Dr. Pasley has been working at HRI since 1994 on a number of technical assistance, research, and evaluation projects, including directing the national core evaluation of NSF’s Local Systemic Change through Teacher Enhancement program, and the program evaluations of the Merck Institute for Science Education’s Consortium for Achievement in Mathematics and Science; the National Science Teacher Association’s New Science Teacher Academy; the University of Rochester’s Deepening Everyone’s Mathematics Content Knowledge project; and the American Physiological Society’s Frontiers in Physiology project. She served as PI for the Math and Science Partnership Knowledge Management and Dissemination project and as co-PI for the Operationalizing the Science and Engineering Practices project, which developed measures of how, and how often, science teachers implement the practices described in the Next Generation Science Standards. She also served as deputy director of the science strand for US Department of Education-funded Center on Instruction and provided technical assistance to the US Department of Education-funded Teacher Incentive Fund grants with a focus on STEM.

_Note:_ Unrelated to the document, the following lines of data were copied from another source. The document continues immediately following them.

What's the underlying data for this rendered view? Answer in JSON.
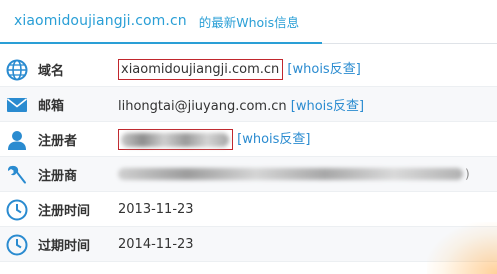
{
  "header": {
    "domain": "xiaomidoujiangji.com.cn",
    "title_suffix": "的最新Whois信息"
  },
  "rows": [
    {
      "icon": "globe-icon",
      "label": "域名",
      "value": "xiaomidoujiangji.com.cn",
      "link": "[whois反查]"
    },
    {
      "icon": "envelope-icon",
      "label": "邮箱",
      "value": "lihongtai@jiuyang.com.cn",
      "link": "[whois反查]"
    },
    {
      "icon": "user-icon",
      "label": "注册者",
      "value_redacted": true,
      "link": "[whois反查]"
    },
    {
      "icon": "wrench-icon",
      "label": "注册商",
      "value_redacted": true,
      "trailing": ")"
    },
    {
      "icon": "clock-icon",
      "label": "注册时间",
      "value": "2013-11-23"
    },
    {
      "icon": "clock-icon",
      "label": "过期时间",
      "value": "2014-11-23"
    }
  ],
  "colors": {
    "accent": "#2a9fd6",
    "link": "#2a8bd0",
    "highlight_box": "#c1272d",
    "icon": "#2a8bd0"
  }
}
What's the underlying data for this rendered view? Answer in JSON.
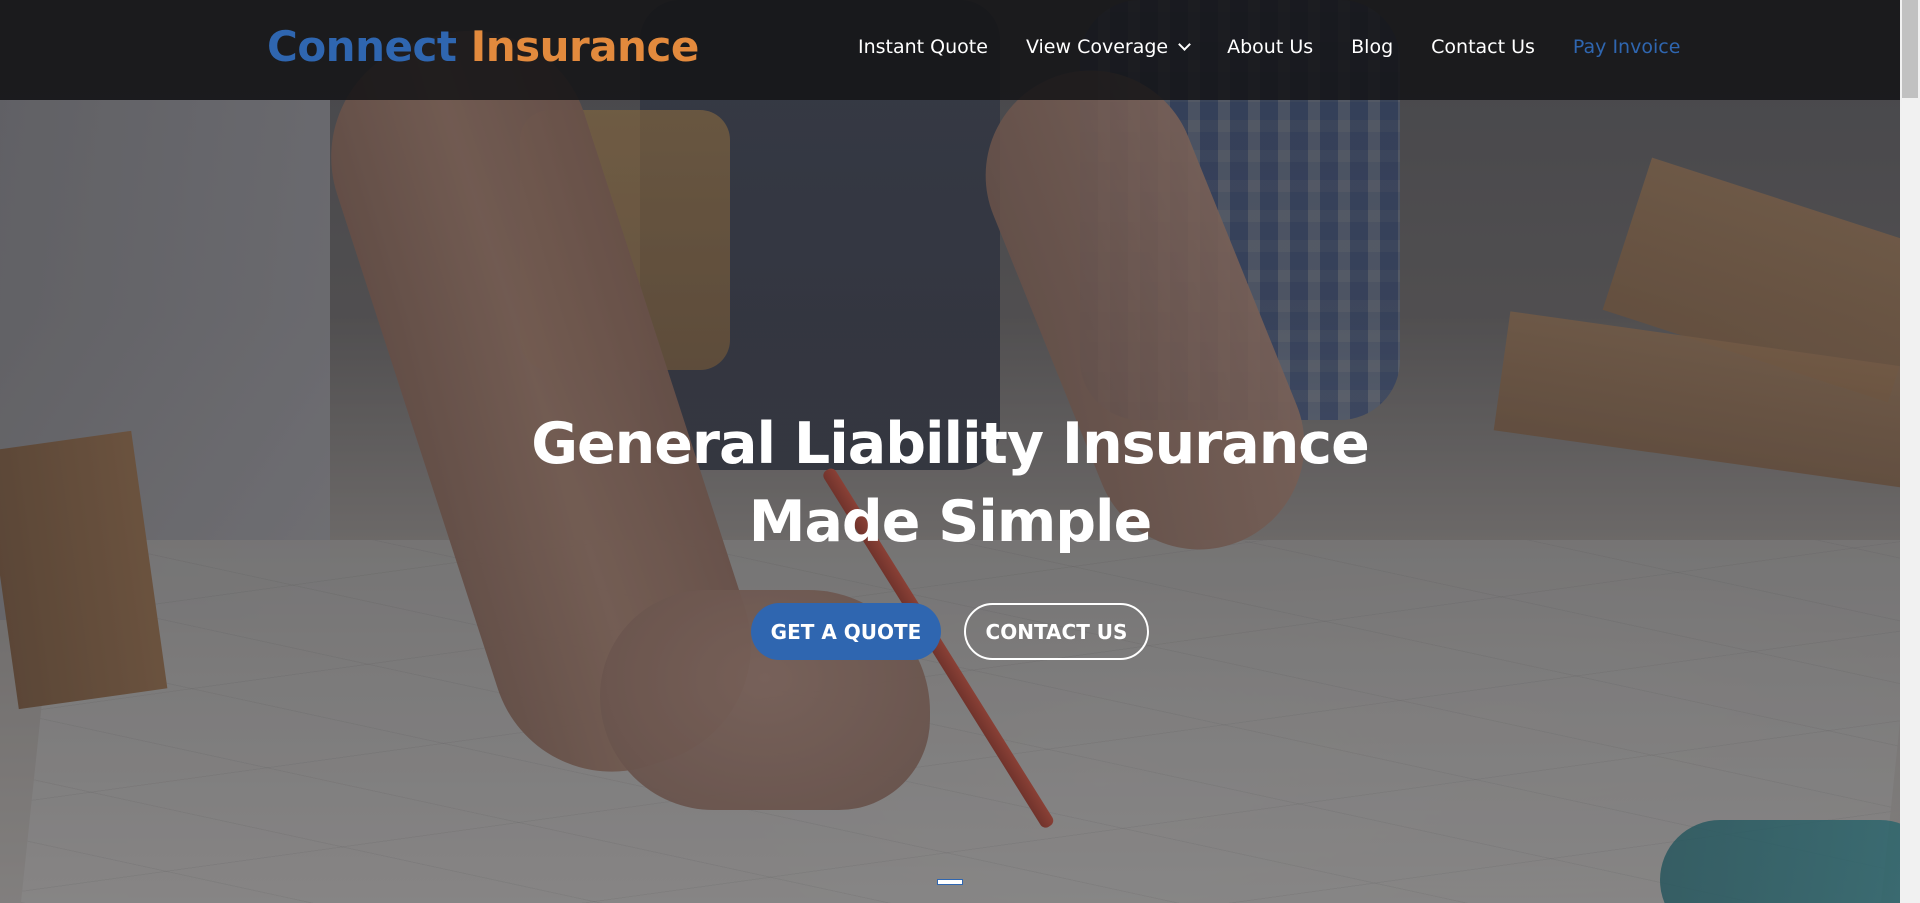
{
  "logo": {
    "part1": "Connect",
    "part2": "Insurance",
    "color_primary": "#2f66b0",
    "color_accent": "#e38a3d"
  },
  "nav": {
    "items": [
      {
        "label": "Instant Quote",
        "dropdown": false,
        "active": false
      },
      {
        "label": "View Coverage",
        "dropdown": true,
        "active": false
      },
      {
        "label": "About Us",
        "dropdown": false,
        "active": false
      },
      {
        "label": "Blog",
        "dropdown": false,
        "active": false
      },
      {
        "label": "Contact Us",
        "dropdown": false,
        "active": false
      },
      {
        "label": "Pay Invoice",
        "dropdown": false,
        "active": true
      }
    ],
    "dropdown_icon": "chevron-down-icon"
  },
  "hero": {
    "title_line1": "General Liability Insurance",
    "title_line2": "Made Simple",
    "primary_button": "GET A QUOTE",
    "secondary_button": "CONTACT US",
    "button_color": "#2f66b0",
    "slide_index": 1
  }
}
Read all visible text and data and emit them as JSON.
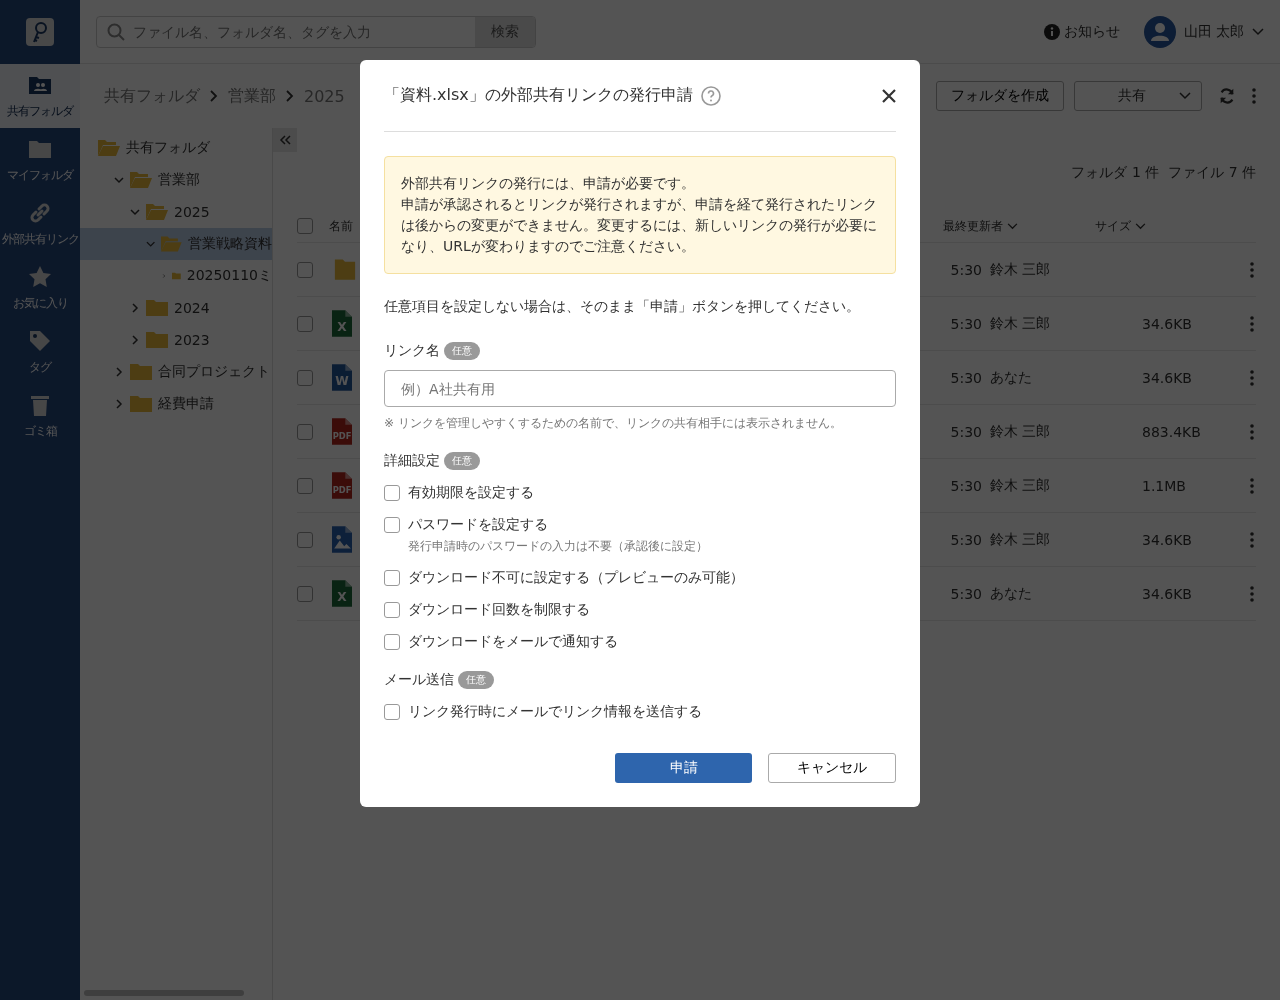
{
  "nav": [
    {
      "label": "共有フォルダ",
      "selected": true
    },
    {
      "label": "マイフォルダ",
      "selected": false
    },
    {
      "label": "外部共有リンク",
      "selected": false
    },
    {
      "label": "お気に入り",
      "selected": false
    },
    {
      "label": "タグ",
      "selected": false
    },
    {
      "label": "ゴミ箱",
      "selected": false
    }
  ],
  "search": {
    "placeholder": "ファイル名、フォルダ名、タグを入力",
    "button": "検索"
  },
  "header": {
    "notice": "お知らせ",
    "user": "山田 太郎"
  },
  "breadcrumb": [
    "共有フォルダ",
    "営業部",
    "2025"
  ],
  "toolbar": {
    "create_folder": "フォルダを作成",
    "share_select": "共有"
  },
  "tree": [
    {
      "label": "共有フォルダ",
      "expanded": true,
      "selected": false,
      "children": [
        {
          "label": "営業部",
          "expanded": true,
          "selected": false,
          "children": [
            {
              "label": "2025",
              "expanded": true,
              "selected": false,
              "children": [
                {
                  "label": "営業戦略資料",
                  "expanded": true,
                  "selected": true,
                  "children": [
                    {
                      "label": "20250110ミ",
                      "expanded": false,
                      "selected": false
                    }
                  ]
                }
              ]
            },
            {
              "label": "2024",
              "expanded": false,
              "selected": false
            },
            {
              "label": "2023",
              "expanded": false,
              "selected": false
            }
          ]
        },
        {
          "label": "合同プロジェクト",
          "expanded": false,
          "selected": false
        },
        {
          "label": "経費申請",
          "expanded": false,
          "selected": false
        }
      ]
    }
  ],
  "counts": "フォルダ 1 件  ファイル 7 件",
  "table": {
    "columns": [
      "名前",
      "最終更新者",
      "サイズ"
    ],
    "select_all_checked": false,
    "rows": [
      {
        "kind": "folder",
        "icon_text": "",
        "time": "5:30",
        "updater": "鈴木 三郎",
        "size": "",
        "checked": false
      },
      {
        "kind": "excel",
        "icon_text": "X",
        "time": "5:30",
        "updater": "鈴木 三郎",
        "size": "34.6KB",
        "checked": false
      },
      {
        "kind": "word",
        "icon_text": "W",
        "time": "5:30",
        "updater": "あなた",
        "size": "34.6KB",
        "checked": false
      },
      {
        "kind": "pdf",
        "icon_text": "PDF",
        "time": "5:30",
        "updater": "鈴木 三郎",
        "size": "883.4KB",
        "checked": false
      },
      {
        "kind": "pdf",
        "icon_text": "PDF",
        "time": "5:30",
        "updater": "鈴木 三郎",
        "size": "1.1MB",
        "checked": false
      },
      {
        "kind": "image",
        "icon_text": "",
        "time": "5:30",
        "updater": "鈴木 三郎",
        "size": "34.6KB",
        "checked": false
      },
      {
        "kind": "excel",
        "icon_text": "X",
        "time": "5:30",
        "updater": "あなた",
        "size": "34.6KB",
        "checked": false
      }
    ]
  },
  "modal": {
    "title": "「資料.xlsx」の外部共有リンクの発行申請",
    "notice": [
      "外部共有リンクの発行には、申請が必要です。",
      "申請が承認されるとリンクが発行されますが、申請を経て発行されたリンクは後からの変更ができません。変更するには、新しいリンクの発行が必要になり、URLが変わりますのでご注意ください。"
    ],
    "instruction": "任意項目を設定しない場合は、そのまま「申請」ボタンを押してください。",
    "link_name": {
      "label": "リンク名",
      "badge": "任意",
      "placeholder": "例）A社共有用",
      "hint": "※ リンクを管理しやすくするための名前で、リンクの共有相手には表示されません。"
    },
    "sections": [
      {
        "label": "詳細設定",
        "badge": "任意",
        "options": [
          {
            "label": "有効期限を設定する",
            "checked": false
          },
          {
            "label": "パスワードを設定する",
            "checked": false,
            "hint": "発行申請時のパスワードの入力は不要（承認後に設定）"
          },
          {
            "label": "ダウンロード不可に設定する（プレビューのみ可能）",
            "checked": false
          },
          {
            "label": "ダウンロード回数を制限する",
            "checked": false
          },
          {
            "label": "ダウンロードをメールで通知する",
            "checked": false
          }
        ]
      },
      {
        "label": "メール送信",
        "badge": "任意",
        "options": [
          {
            "label": "リンク発行時にメールでリンク情報を送信する",
            "checked": false
          }
        ]
      }
    ],
    "submit": "申請",
    "cancel": "キャンセル"
  }
}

Dr. Pasley currently directs evaluations of the several NSF-funded projects including the University of Connecticut’s Promoting Lifelong STEM Learning Through a Focus on Conservation, Geospatial Technology, and Community Engagement project, which is promoting STEM learning fostered by intergenerational partnerships between high school students and adult community members working on environmental conservation projects; PlantingScience: Digging Deeper Together, a research study led by the Botanical Society of America and BSCS Science Learning examining a model for collaborative teacher/scientist professional development; and Next Generation of STEM Teacher Preparation, a collaborative among multiple higher education institutions focused on improving STEM teacher preparation across partner institutions in Washington State. In addition, she serves as the co-PI for the Principles and Resources For Integrating Computational Thinking Into High School Science Courses, an NSF-funded project studying the infusion of computational thinking into high school biology and chemistry courses. Dr. Pasley has provided technical assitance and evaluation services to a number of state-level STEM education improvement efforts, school district-university partnerships, and university-based STEM departments.